Hello all,
Le 08/11/2011 01:58, Rob Weir a écrit :
Spell checking dictionaries are just compilations of facts that are
constrained by the preexisting external facts of the language. The
compiler of the dictionary does not create these facts. He merely
encodes them. The particular dictionary might be copyrightable as a
specific selection, coordination and arrangement of these facts, but
fair use would allow me to extract the same facts from the
dictionaries, via reverse engineering, and make my own selection,
coordination and arrangement of these same facts and distribute them
as my own dictionary. In other words, you might be able to protect
the compilation of facts, but you cannot protect the underlying facts,
or prevent people from copying your encoding of these facts and
distributing a different arrangement of them. Copyright protection on
a compilation of facts is extremely thin. It is that simple.

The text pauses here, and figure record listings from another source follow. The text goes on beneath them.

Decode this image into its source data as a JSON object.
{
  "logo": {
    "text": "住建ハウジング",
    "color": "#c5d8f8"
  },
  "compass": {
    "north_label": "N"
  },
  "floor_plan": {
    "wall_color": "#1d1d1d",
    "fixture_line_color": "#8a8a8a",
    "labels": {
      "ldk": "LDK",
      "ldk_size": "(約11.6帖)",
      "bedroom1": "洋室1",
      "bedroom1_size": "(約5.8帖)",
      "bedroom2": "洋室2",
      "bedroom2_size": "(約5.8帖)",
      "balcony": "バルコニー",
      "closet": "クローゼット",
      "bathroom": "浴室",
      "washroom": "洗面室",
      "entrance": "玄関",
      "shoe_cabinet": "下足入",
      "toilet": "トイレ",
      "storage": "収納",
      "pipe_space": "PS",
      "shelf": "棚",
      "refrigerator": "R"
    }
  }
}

I am no expert on legal matters, and I think you might get different
legal answers in different countries.
So I’ll try to stay on technical ground.
Let’s assume that someone wants to create an Hunspell dictionary from
scratch. He finds a huge lexicon of well-organized informations about
his language, a proper list of words with morphological data, tags, etc.

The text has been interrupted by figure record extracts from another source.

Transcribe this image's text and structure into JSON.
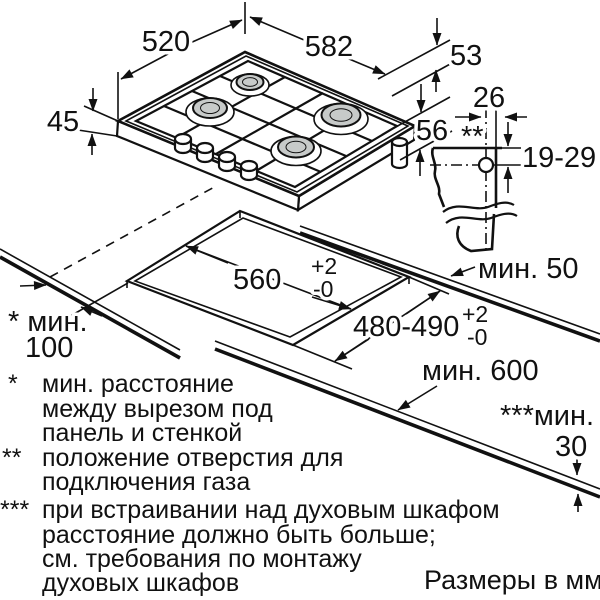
{
  "title": "Схема встраивания газовой варочной панели",
  "colors": {
    "ink": "#111111",
    "burner_fill": "#c7cac9",
    "background": "#ffffff"
  },
  "units_caption": "Размеры в мм",
  "hob": {
    "depth_label": "520",
    "width_label": "582",
    "edge_label": "53",
    "height_label": "45",
    "body_height_label": "56",
    "burner_count": 4
  },
  "gas_connection": {
    "offset_label": "26",
    "marker": "**",
    "depth_label": "19-29"
  },
  "worktop": {
    "cutout_width": {
      "value": "560",
      "sup": "+2",
      "sub": "-0"
    },
    "cutout_depth": {
      "value": "480-490",
      "sup": "+2",
      "sub": "-0"
    },
    "min_front": "мин. 50",
    "depth_min": "мин. 600",
    "min_wall": {
      "line1": "* мин.",
      "line2": "100"
    },
    "min_oven": {
      "line1": "***мин.",
      "line2": "30"
    }
  },
  "footnotes": [
    {
      "marker": "*",
      "lines": [
        "мин. расстояние",
        "между вырезом под",
        "панель и стенкой"
      ]
    },
    {
      "marker": "**",
      "lines": [
        "положение отверстия для",
        "подключения газа"
      ]
    },
    {
      "marker": "***",
      "lines": [
        "при встраивании над духовым шкафом",
        "расстояние должно быть больше;",
        "см. требования по монтажу",
        "духовых шкафов"
      ]
    }
  ]
}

Let’s assume this is just a compilation of facts.
(Actually, even saying this lexicon is a mere compilation of facts is
arguable, because there can also be a lot of specific classification,
personal tags, interpretation data, etc. Otherwise, we wouldn’t have
many arguments when we tagged the French dictionary. But let’s )
Does this list would _tell_ him to create an affixation file? No.
Does this list would _help_ him to create an affixation file? No.
Is there just one way to create an affixation file from this list? No.
Actually, even if I had such a lexicon of all facts on the French
language when I began the work on the affixation file, it would have
required as much time, as much reflexion, as much personal choices.
Creating an affixation file is on higher level than just collecting
data. It’s not a way of classifying or tagging or selecting data.
So, what is an affixation file? That’s a description of a compression
algorithm, a description of a human understandable logic to factorize
data on a specific language.
The lexicon could have been compressed with zip, rar, 7z or whatever
algorithm. In the same way, there is many ways to factorize a lexicon
with a human understandable logic.
When I created the French affixation file, there was already one
existing, but I was really not satisfied with it, so I rewrote it.
With the previous French dictionary, there was approximatively 600 rules
in the affixation file, and 92,000 entries in the words list.
After one year on work on the new affixation file, there was
approximatively 12,000 rules and 60,000 entries, but this new dictionary
generates more inflexions than the previous one, and also far less
mistakes (because affixation files can also have a lot of side effects
and can generate a lot of wrong inflexions).
Even now, the compression method could be really different than it is.
But the data set would be the same. And, actually, I’m considering of
modifying it in a way to fit more to the grammar checker which retrieves
these data from Hunspell.
So, is a very specific compression algorithm description for language
data can be copyrighted? I don’t know, but I think this a creative matter.
HTH.
Regards,
Olivier